The readings this weekend offer so many points to break open that no one homily could include them all -- without a lunch break, that is!
Our Gospel comes from near the end of the first of two distinct endings to John’s Gospel. It celebrates Jesus’ appearance to the apostles as well as the coming of the Holy Spirit – the Pentecost experience. John does not place Pentecost 50 days after Easter. For him, both the Resurrection and Pentecost happen on Easter Sunday, one before dawn and the other, in the evening.
The Apostles were huddled behind locked doors “for fear of the Jews”. There they were: immobilized with fear, terrified that they might be next. They were also guilt-ridden for having abandoned Jesus so miserably.
Jesus came through the locked door and stood before them. We might expect Jesus -- who was betrayed by Judas, denied three times by Peter, and abandoned by all except John -- to lambast the men he had called “friends” at the Last Supper. Some friends! His greeting was “shalom”. He repeated it – perhaps because of the startled looks on his Apostles’ faces when he did not fulminate at them.
He allays their fears with his gift of peace – shalom. He did not remind them of their misdeeds. His one word evaporated their fear and dissipated their guilt. Shalom “made it all better.”
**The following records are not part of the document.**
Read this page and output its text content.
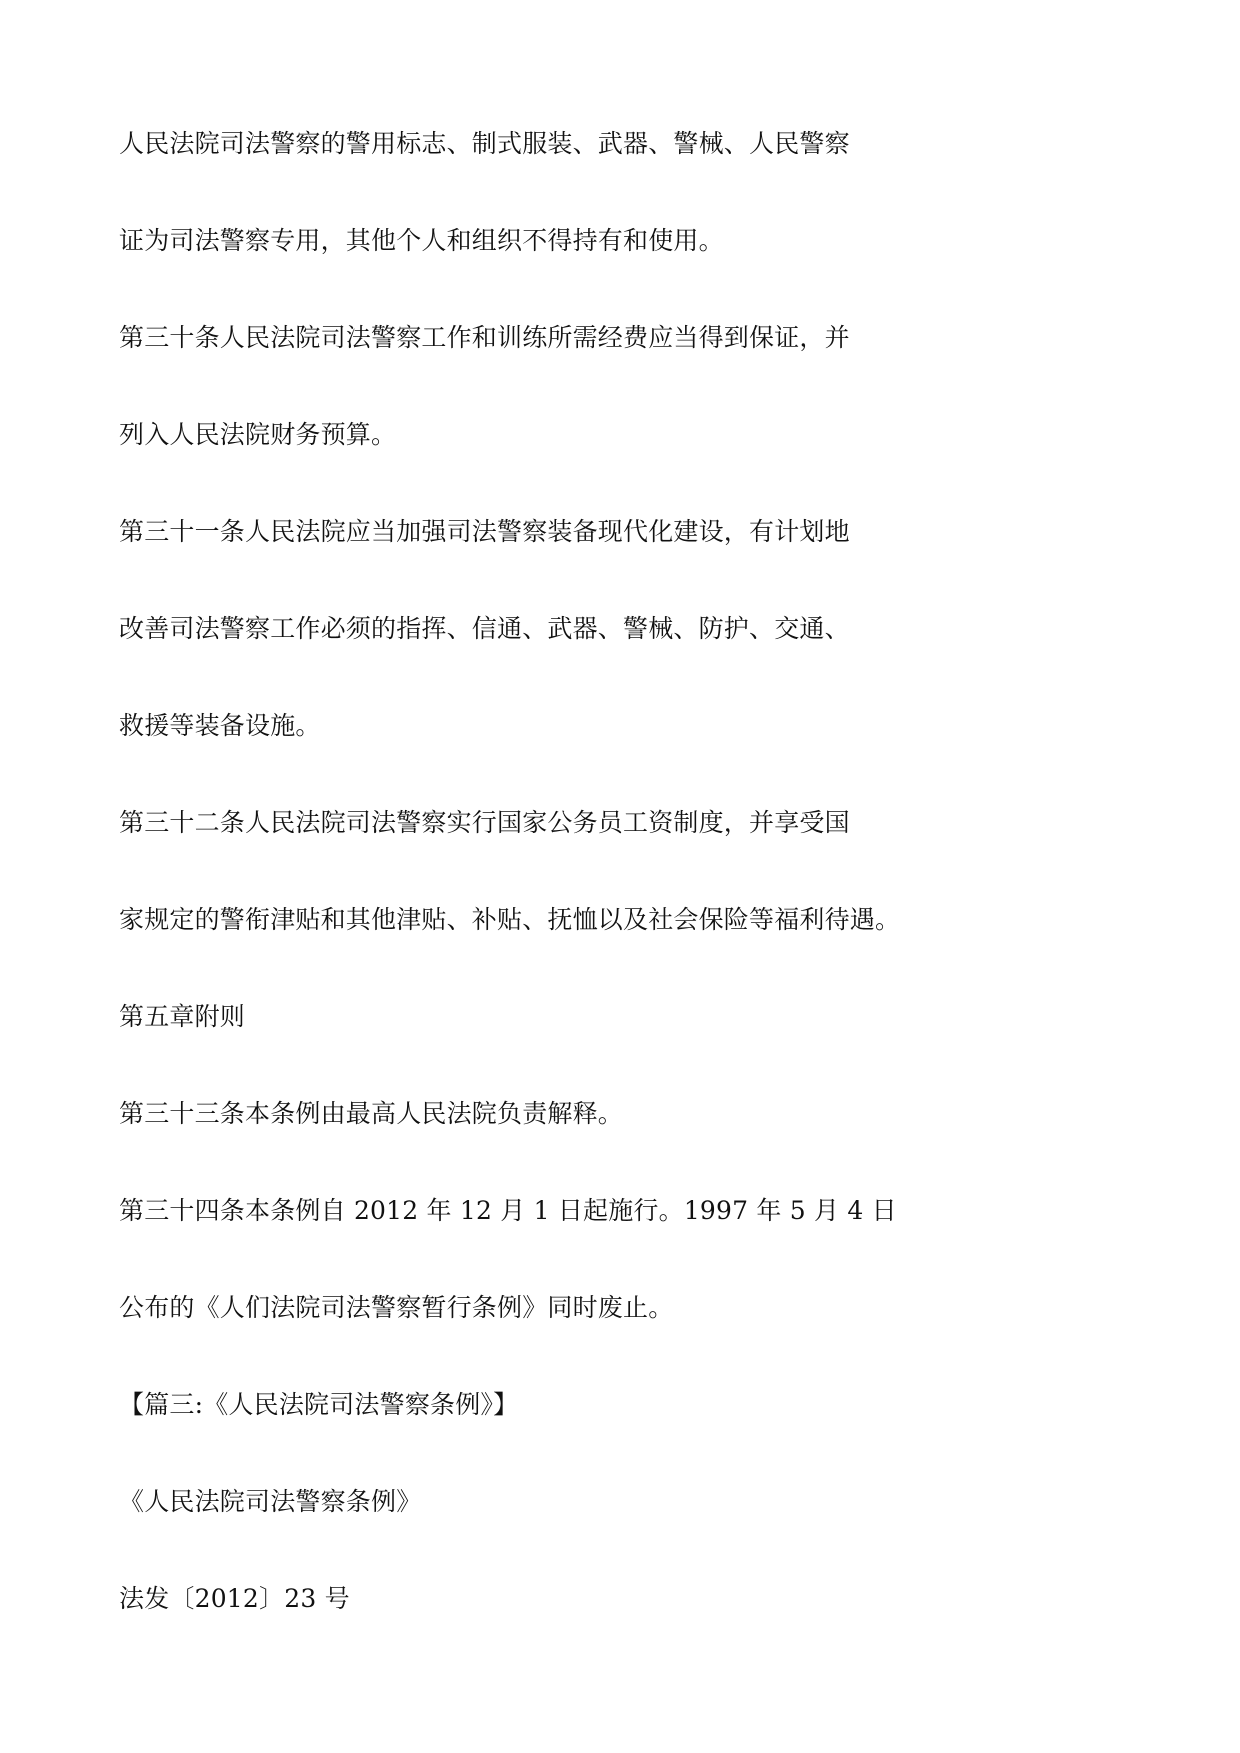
人民法院司法警察的警用标志、制式服装、武器、警械、人民警察

证为司法警察专用，其他个人和组织不得持有和使用。

第三十条人民法院司法警察工作和训练所需经费应当得到保证，并

列入人民法院财务预算。

第三十一条人民法院应当加强司法警察装备现代化建设，有计划地

改善司法警察工作必须的指挥、信通、武器、警械、防护、交通、

救援等装备设施。

第三十二条人民法院司法警察实行国家公务员工资制度，并享受国

家规定的警衔津贴和其他津贴、补贴、抚恤以及社会保险等福利待遇。

第五章附则

第三十三条本条例由最高人民法院负责解释。

第三十四条本条例自 2012 年 12 月 1 日起施行。1997 年 5 月 4 日

公布的《人们法院司法警察暂行条例》同时废止。

【篇三:《人民法院司法警察条例》】

《人民法院司法警察条例》

法发〔2012〕23 号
Today’s gospel reminds us of Jesus’ prayer to his father on the cross, “Father, forgive them…” The Jewish and roman authorities that condemned him to death…the throngs that had been amazed at his miracles…wonder-filled at his teaching-with-authority…sated with bread and fish in their empty stomachs …people who had strewn palms in his path when he entered Jerusalem – and screamed “crucify him…We’ll take Barabbas by the end of the week.
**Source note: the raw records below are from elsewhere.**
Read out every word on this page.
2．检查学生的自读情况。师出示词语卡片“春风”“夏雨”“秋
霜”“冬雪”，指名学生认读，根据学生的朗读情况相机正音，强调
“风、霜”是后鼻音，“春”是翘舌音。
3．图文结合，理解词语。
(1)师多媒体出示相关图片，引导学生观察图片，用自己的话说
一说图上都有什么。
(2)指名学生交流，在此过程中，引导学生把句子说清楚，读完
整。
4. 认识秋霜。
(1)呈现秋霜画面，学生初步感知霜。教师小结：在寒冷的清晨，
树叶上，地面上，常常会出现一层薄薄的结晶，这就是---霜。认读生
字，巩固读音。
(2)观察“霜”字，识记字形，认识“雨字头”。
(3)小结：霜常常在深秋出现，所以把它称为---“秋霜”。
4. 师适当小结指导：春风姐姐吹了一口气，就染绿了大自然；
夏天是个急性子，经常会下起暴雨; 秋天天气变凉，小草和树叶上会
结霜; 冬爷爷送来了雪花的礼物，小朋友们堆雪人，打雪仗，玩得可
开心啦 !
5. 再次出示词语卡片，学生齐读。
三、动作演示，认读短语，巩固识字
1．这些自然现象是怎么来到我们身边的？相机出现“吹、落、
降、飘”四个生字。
It is not by chance that the worldwide Catholic Church recognizes Jesus’ magnificent forgiveness in today’s remembrance called Divine Mercy Sunday. Pope John-Paul II initiated it in 2000 at the urging of Sr. Faustina Kowalski. Private revelations usually do not move me, but celebrating the extravagant abundance of compassion by Jesus in this Gospel seems appropriate on this day.
Jesus gave us the two great commandments. Surely contained within love is forgiveness, mercy. Today’s celebration of divine mercy highlights a most important aspect of love that is often overlooked, or not even recognized as being, perhaps, the most important and most difficult aspect of love: forgiveness. Disagreements inevitably do happen. There is a solution.
We, the Church, must finally recognize that forgiveness is to love what grease is to gears. In the long run, if there is not forgiveness the relationship of love grinds to a screeching halt.
The apostles’ experience of forgiveness in today’s’ Gospel keeps us rooted in Jesus who forgave his apostles without condition and forgives us the same way. With his loving forgiveness and its effect on us, he sends forth his disciples and us to preach and to practice what we preach.